Janet Downs's picture
Mon, 26/01/2015 - 16:39

Paul - I can sympathise. I was just such a teacher. Working every night and on Sundays during term time. I spent holidays (the long ones teachers are supposed to get) catching up on marking, report writing, lesson planning. One Christmas holiday I took just one day off - Christmas day. The rest of the time was spent marking mock exams for 3 GCSE classes and writing Y11 reports for these classes.

I eventually went on early retirement - I was burnt out.

Worse - I feel I put other people's children before my own.

mistemina's picture
Mon, 26/01/2015 - 17:15

Support for Paul & Janet,
We have a dear friend, was gregarious, full of life.
Now is visibly showing signs of stress, pressure, is glad to have a legitimate excuse to go out.
The new Minister of Education has to address this, she must realise money is not everything.

John Mountford's picture
Mon, 26/01/2015 - 17:38

I began teaching in 1971. Thirty years later I took early retirement on health grounds. In that time, my workload increased, and not only because I sought to add to my professional arsenal and progress to more senior posts. Of one thing I am certain, at no point did I work as hard as I see teachers working today, if they want to do the job to the 'expected' standard and deliver all the fast-changing, dubious, politically favoured policies dreamed up by the 'clear-sighted' leaders of education reform. You and your family have my have my sympathy. Paul, there is a solution.

The teaching profession, despite (and not because of) the reckless pace of education reform has progressed to a higher level today than at any time in the past. More teachers and school leaders are asking more searching questions of themselves about their roles and about the deep purpose of the task they are engaged in. This should be a time of great promise for the future of our society, as witnessed through the lives of all our young people. But, it isn't working out that way! Why?

In my view there is no justification for education to remain tied to party politics and the electoral system where it falls victim to the absurd notion that at a given point in time a single party has all 'the answers' when it comes to the governance of education.
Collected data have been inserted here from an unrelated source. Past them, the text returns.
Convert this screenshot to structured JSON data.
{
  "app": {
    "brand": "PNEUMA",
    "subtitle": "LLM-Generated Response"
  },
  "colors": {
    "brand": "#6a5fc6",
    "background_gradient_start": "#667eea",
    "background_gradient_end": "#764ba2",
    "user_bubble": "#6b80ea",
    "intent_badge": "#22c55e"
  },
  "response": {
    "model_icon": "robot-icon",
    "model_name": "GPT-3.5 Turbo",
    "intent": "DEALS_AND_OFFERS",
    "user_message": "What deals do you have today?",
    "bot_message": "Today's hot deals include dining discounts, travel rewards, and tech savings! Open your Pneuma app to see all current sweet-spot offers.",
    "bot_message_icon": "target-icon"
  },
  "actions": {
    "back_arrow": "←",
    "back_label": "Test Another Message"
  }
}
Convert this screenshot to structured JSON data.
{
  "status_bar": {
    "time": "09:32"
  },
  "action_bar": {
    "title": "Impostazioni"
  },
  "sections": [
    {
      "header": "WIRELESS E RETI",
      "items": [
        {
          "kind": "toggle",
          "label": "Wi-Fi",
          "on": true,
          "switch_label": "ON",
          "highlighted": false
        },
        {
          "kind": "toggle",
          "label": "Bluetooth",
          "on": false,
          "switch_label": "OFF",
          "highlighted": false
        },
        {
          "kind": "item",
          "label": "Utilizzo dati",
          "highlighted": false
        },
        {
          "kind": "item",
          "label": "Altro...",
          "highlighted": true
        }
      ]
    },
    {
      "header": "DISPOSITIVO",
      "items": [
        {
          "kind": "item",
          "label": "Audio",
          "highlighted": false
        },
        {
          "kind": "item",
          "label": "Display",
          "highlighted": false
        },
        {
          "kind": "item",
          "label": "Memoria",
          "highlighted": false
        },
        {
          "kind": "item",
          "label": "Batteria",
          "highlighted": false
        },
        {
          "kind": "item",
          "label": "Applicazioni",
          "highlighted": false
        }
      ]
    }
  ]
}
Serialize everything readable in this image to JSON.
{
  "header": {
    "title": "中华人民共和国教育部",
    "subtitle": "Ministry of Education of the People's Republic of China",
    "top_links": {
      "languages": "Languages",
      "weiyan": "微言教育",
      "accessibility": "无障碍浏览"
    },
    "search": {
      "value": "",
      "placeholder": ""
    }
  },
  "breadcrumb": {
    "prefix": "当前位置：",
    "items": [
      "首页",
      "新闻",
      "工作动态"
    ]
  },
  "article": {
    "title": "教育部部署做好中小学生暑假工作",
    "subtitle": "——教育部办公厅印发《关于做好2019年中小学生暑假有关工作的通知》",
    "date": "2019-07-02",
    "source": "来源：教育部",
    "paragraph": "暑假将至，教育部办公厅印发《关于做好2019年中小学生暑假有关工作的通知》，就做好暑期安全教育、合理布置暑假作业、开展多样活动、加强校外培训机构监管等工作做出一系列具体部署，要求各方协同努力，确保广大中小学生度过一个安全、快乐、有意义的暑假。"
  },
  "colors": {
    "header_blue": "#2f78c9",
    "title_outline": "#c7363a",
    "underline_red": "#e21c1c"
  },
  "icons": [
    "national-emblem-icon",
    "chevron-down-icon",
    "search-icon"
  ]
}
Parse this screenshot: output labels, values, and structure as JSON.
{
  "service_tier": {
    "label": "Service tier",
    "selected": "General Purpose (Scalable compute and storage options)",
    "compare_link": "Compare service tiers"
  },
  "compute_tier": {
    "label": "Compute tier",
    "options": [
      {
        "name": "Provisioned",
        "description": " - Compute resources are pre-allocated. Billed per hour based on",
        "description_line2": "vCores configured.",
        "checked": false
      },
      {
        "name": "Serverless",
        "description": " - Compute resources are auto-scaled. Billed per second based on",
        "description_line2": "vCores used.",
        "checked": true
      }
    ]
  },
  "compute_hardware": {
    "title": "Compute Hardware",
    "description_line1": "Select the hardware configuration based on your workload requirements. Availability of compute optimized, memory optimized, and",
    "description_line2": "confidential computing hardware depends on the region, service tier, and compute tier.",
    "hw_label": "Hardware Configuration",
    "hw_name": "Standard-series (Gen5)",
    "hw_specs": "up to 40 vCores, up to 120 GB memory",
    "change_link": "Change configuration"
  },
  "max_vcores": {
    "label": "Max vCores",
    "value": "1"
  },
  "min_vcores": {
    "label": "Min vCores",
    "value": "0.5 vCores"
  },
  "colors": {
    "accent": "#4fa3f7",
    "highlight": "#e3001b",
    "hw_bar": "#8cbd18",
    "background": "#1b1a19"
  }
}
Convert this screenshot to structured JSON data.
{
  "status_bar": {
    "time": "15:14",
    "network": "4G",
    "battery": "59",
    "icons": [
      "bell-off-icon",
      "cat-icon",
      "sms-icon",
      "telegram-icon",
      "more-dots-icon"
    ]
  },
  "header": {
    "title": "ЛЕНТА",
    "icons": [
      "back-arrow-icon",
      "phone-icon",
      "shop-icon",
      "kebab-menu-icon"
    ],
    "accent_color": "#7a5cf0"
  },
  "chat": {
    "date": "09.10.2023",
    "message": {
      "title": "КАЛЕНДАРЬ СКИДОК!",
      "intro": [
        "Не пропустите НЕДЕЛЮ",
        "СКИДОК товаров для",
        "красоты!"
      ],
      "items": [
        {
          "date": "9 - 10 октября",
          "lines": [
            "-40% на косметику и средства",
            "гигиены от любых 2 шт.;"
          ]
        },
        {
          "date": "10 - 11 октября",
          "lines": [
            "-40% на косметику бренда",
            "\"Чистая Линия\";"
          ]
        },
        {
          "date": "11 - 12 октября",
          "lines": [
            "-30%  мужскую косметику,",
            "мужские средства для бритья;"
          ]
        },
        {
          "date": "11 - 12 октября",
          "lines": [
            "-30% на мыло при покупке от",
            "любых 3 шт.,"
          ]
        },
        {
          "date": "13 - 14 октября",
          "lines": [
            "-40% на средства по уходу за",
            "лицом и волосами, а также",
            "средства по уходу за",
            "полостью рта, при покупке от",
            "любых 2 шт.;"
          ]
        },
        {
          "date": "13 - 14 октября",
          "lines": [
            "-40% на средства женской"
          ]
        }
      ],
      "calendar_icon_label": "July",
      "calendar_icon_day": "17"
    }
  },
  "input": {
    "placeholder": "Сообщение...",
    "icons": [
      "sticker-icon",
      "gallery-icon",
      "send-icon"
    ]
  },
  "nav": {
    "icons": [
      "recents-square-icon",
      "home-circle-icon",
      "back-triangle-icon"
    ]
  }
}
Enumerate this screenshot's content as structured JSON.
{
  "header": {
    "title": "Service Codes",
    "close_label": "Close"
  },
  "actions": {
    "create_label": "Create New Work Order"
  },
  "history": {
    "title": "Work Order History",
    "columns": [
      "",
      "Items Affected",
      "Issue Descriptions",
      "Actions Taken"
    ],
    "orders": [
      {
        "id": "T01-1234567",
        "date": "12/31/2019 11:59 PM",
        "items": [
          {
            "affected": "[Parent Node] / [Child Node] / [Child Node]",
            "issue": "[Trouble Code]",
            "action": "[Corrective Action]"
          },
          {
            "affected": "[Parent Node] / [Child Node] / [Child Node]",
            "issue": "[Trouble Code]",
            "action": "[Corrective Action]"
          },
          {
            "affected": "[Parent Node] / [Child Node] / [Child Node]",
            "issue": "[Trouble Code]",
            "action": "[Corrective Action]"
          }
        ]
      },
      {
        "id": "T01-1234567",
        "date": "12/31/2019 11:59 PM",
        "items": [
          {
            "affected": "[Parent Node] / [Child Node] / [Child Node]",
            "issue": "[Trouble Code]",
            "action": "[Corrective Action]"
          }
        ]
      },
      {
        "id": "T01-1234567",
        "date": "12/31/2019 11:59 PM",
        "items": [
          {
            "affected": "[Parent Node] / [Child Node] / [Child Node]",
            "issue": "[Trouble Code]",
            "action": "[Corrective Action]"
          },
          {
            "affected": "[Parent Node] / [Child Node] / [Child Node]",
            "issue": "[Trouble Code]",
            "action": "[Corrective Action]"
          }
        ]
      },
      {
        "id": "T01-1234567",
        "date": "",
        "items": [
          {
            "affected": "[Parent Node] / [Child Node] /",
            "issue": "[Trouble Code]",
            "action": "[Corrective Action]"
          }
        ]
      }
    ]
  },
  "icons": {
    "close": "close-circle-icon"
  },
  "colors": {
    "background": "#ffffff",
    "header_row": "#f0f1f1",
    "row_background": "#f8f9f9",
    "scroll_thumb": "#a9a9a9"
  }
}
There are lots of good sound reasons why this is silly, but, and this is the rub, exactly how can they be sure how long they will get in office to carry through their specific reforms before some other bright spark comes along to pull reform in the opposite direction? This is why there are NO long-term plans for the future of education. What's the point when another lot could be at the helm in four years time?

Paul, you have identified a number of really important questions in your plea to have your family life normalised. I have no doubt that your story is repeated thousands fold across the country.

In response, I have only one question. When will the electorate, especially those with families with children of school age, wake up to the fact that if they don't demand a change and support the call for a National Commission for Education, the plight of teachers and the children they teach will remain blighted by political short-termism indefinitely?

R Waring's picture
Tue, 27/01/2015 - 14:31

Has the statutory workload increased, ie the s....tuff (you thought I was going to say something else then), that must be done, or is this extra stuff just unnecessary bureaucracy, (but perceived to be necessary (by non teaching SLT))?